Infrastructure Australia and the de-politicisation of transport
Infrastructure Australia, the Federal government’s advisory board on infrastructure and investment, represents a step in this direction, but its style, structure and effectiveness will need substantial renovation in years to come.
Infrastructure Australia seems to be too much of a one man show (rather than a “board”), and seems to have one eye on keeping merchant banks happy. It is captive to a stultifying interplay between bureaucrats and bland consultants. And it has fallen into the “behind-closed-doors” approach to planning and funding.
The board tells us that Melbourne Metro is “ready to proceed” - but does not back that assertion with extensive public-domain documentation and analysis. “Trust us” - they are saying - “…this stuff is too complicated for you the taxpayer to follow”.
Those of us with expertise in transport back the Melbourne Metro idea solidly, but feel the current concept is anything but ready to proceed. Fixing the alignment to deliver fundamentally important inter-line connections and transfer opportunities at Arden and South Yarra respectively would be a start.
If we want to trust Infrastructure Australia with more money and responsibility, it needs to become open and accountable, and needs a harder-edge on innovation, policy, and 21st century transport thinking.
A better future for Australian transport would involve elected officials overseeing and renewing the institutional framework itself, and creating positive policy change - rather than meddling with individual projects.
They would be involved in deciding an annual amount of funding for infrastructure. They would step in and rectify problems as they arose, and would be accountable for the quality and effectiveness of the institutions they govern.
That’s more than enough work for a state or federal Minister interested in delivering better transport.

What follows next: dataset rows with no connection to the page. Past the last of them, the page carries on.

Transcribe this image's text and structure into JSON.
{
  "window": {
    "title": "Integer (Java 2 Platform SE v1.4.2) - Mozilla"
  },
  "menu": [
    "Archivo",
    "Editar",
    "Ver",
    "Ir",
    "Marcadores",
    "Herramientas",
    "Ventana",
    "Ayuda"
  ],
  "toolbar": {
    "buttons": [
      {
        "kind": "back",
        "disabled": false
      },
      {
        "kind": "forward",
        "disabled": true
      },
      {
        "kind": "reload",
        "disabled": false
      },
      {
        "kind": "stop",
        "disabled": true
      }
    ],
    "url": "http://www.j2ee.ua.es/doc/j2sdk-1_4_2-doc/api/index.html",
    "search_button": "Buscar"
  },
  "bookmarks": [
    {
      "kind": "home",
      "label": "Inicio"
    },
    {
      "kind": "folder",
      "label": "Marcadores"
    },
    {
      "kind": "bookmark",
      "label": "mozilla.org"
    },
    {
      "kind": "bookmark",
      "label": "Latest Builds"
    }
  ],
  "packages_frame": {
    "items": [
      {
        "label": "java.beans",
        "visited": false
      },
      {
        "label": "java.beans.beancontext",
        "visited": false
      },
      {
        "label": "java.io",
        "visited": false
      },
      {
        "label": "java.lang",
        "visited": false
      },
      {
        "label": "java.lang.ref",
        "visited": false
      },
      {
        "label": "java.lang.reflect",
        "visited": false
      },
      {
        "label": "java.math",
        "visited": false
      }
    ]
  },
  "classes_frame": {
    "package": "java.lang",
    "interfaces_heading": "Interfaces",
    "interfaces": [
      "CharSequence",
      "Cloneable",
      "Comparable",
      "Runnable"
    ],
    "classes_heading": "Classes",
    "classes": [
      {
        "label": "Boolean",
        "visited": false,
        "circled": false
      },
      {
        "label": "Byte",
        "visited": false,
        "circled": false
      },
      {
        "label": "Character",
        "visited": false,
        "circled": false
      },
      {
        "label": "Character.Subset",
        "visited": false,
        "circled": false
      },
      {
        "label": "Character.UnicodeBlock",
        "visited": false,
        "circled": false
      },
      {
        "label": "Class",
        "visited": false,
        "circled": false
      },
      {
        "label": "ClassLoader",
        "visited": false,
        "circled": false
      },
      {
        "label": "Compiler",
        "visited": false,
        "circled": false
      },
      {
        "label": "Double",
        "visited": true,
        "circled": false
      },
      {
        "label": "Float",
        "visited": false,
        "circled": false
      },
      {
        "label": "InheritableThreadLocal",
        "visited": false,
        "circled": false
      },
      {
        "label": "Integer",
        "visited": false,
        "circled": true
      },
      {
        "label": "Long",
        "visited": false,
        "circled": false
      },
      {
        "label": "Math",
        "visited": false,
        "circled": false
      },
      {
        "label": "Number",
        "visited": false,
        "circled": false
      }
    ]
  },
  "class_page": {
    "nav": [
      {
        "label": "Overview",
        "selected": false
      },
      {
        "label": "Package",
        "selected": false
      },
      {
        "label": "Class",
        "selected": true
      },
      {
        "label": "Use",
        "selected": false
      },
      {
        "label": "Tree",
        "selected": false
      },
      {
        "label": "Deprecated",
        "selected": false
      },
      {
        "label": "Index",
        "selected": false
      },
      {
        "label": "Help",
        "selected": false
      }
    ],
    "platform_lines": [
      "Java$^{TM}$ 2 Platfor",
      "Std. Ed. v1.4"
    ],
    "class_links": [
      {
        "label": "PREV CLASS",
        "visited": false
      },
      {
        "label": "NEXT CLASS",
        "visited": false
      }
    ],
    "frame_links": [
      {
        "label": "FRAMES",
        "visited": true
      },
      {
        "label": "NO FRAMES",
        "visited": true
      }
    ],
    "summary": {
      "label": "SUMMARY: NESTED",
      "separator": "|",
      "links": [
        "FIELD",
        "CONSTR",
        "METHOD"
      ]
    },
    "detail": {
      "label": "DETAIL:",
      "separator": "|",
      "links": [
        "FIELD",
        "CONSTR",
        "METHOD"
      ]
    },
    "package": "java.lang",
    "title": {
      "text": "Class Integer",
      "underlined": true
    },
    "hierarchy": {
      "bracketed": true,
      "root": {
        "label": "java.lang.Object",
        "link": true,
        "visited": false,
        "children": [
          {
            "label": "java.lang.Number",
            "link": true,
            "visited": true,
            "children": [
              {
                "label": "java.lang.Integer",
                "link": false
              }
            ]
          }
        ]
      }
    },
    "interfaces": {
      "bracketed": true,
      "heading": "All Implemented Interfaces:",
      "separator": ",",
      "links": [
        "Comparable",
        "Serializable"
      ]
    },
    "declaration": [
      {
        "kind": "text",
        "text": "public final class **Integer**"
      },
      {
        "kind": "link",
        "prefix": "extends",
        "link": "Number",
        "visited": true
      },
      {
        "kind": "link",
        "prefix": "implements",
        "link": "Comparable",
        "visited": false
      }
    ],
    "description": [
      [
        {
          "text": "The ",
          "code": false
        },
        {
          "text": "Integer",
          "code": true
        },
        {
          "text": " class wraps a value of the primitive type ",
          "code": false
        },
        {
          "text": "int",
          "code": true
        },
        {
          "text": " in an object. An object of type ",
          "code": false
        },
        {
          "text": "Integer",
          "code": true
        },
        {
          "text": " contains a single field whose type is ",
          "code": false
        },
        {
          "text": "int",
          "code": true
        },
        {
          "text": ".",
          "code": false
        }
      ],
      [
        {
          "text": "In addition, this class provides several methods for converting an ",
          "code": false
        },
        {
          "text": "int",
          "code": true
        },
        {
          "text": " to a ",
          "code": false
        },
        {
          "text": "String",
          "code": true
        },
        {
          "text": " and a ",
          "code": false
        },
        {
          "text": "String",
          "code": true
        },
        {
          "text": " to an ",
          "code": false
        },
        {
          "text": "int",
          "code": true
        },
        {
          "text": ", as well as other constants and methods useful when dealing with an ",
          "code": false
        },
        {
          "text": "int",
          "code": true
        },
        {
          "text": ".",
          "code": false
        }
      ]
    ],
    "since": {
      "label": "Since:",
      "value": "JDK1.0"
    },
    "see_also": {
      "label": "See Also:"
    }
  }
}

Let’s admit politicians and bureaucrats aren’t perfect
While this direction may at first seem different and radical, it is simply the age-old requirement to deliver institutional arrangements that account for inherent weaknesses in politics and bureaucracy.
We should no longer hope in vain that politics itself will throw-up an effective and intelligent State or Federal minister of transport, or that the bureaucracy will begin promoting the best and brightest.
The future of Australian infrastructure governance follows the dictum to “hope for the best, but plan for the worst” in terms of political and bureaucratic personnel and frameworks.
It involves a move away from personalities, and a new focus on better institutions and processes.
This may sound dull – but a renewed approach to transport institutions and funding lays the groundwork for a grander future in Australian cities. Those metros, bus networks, invigorated tram systems and freight connections are within our reach. We can also improve our freeways with a smarter funding mix.
Australia is a wealthy, advanced nation. We can well afford better infrastructure. But our institutional settings resemble those of a developing country, rather than best practice.
The result is a lot of money wasted on rubbish transport projects - while the rest of us huddle daily onto overcrowded trains, trams and buses to earn a living.